Peran Influencer dan Komitmen Global Indonesia
Peran influencer sebagai sumber informasi utama tidak bisa diabaikan, dengan 89% responden survei merujuk kepada mereka. Diah menjelaskan bahwa influencer adalah penghubung budaya.
“Sebagai penghubung budaya, para influencer mampu menjembatani destinasi dengan wisatawan Muslim, membangun kepercayaan di ruang digital, dan menciptakan narasi yang menekankan autentisitas serta inklusivitas.”
Secara global, sektor pariwisata ramah muslim diperkirakan akan tumbuh signifikan dari US$ 256,5 miliar pada 2023 menjadi US$410,9 miliar pada 2032. Dengan Muslim Indonesia mewakili 12% populasi Muslim dunia, langkah strategis Indonesia di masa depan akan sangat menentukan.
Pengembangan pariwisata ramah muslim di Indonesia mencakup penguatan ekosistem, pembangunan infrastruktur, peningkatan kapasitas SDM, serta strategi branding dan promosi global. Gelaran tahunan Halal Indonesia International Industry Expo menjadi wadah penting untuk memperkuat posisi Indonesia sebagai pemimpin pasar halal.
Ismi Puspita, Project Manager Halal Indo 2025 di Dyandra Promosindo, menyoroti pentingnya layanan inklusif:
“Seiring pertumbuhan populasi Muslim Indonesia dan semakin selektifnya wisatawan dalam memilih destinasi, penting bagi penyedia layanan untuk menghadirkan infrastruktur dan layanan halal-friendly yang menciptakan pengalaman lebih inklusif bagi semua wisatawan.”
Hariyanto, Deputi Bidang Pengembangan Destinasi dan Infrastruktur Kementerian Pariwisata RI, menegaskan komitmen nasional.
“Menjadi halal-friendly bukan sekadar soal label melainkan pengalaman yang dirasakan wisatawan. Di Indonesia, kebijakan sertifikasi halal dan infrastruktur ramah muslim sudah menjadi standar,” ujar Hariyanto.
Namun, pihaknya menyadari bahwa ekspektasi wisatawan terus berkembang, sehingga perlu inovasi dan kemitraan yang lebih baik.

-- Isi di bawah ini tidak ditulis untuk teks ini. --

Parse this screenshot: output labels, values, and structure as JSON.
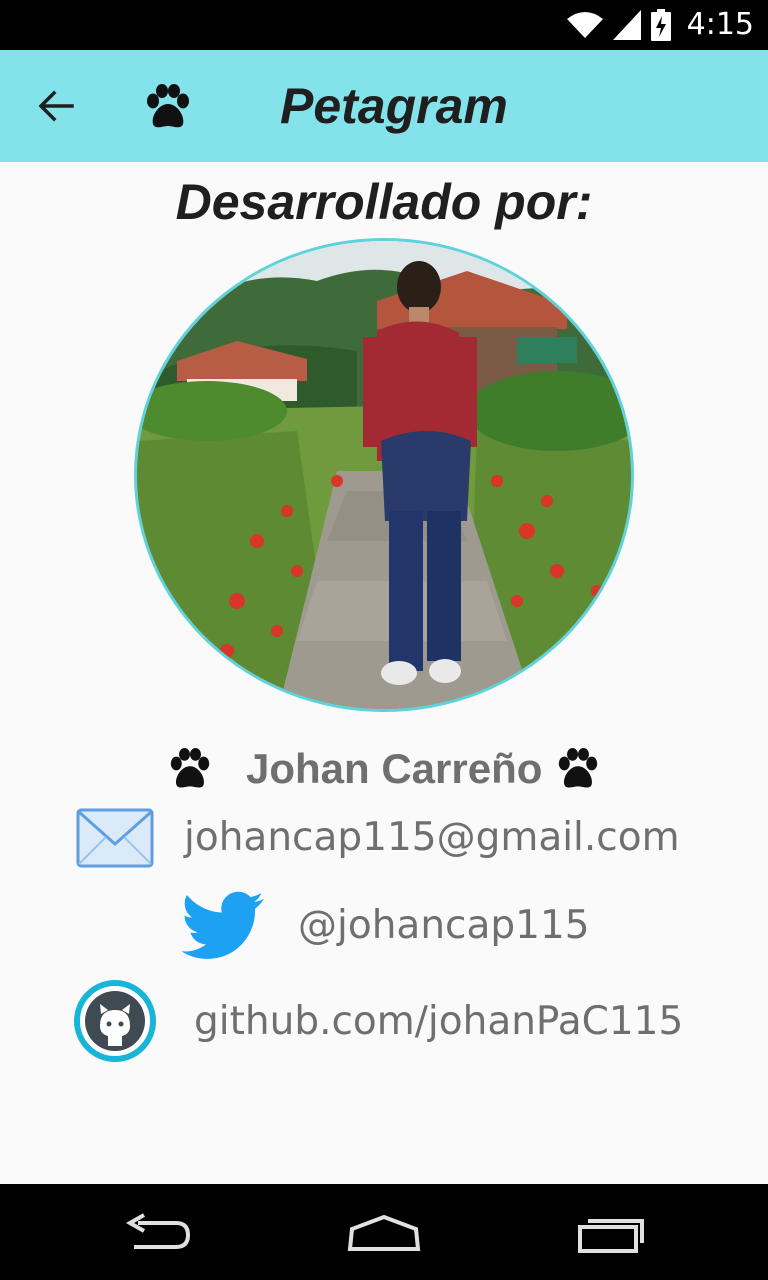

“Kami harus terus berinovasi melalui layanan yang lebih baik, kemitraan yang lebih kuat, serta pengembangan destinasi wisata ramah muslim. Pemerintah bekerja sama dengan berbagai sektor swasta maupun pemerintah daerah untuk mengembangkan pariwisata ramah muslim lebih jauh dan menjadikan pengalaman perjalanan lebih bermakna bagi setiap Muslim,” tutup Hariyanto.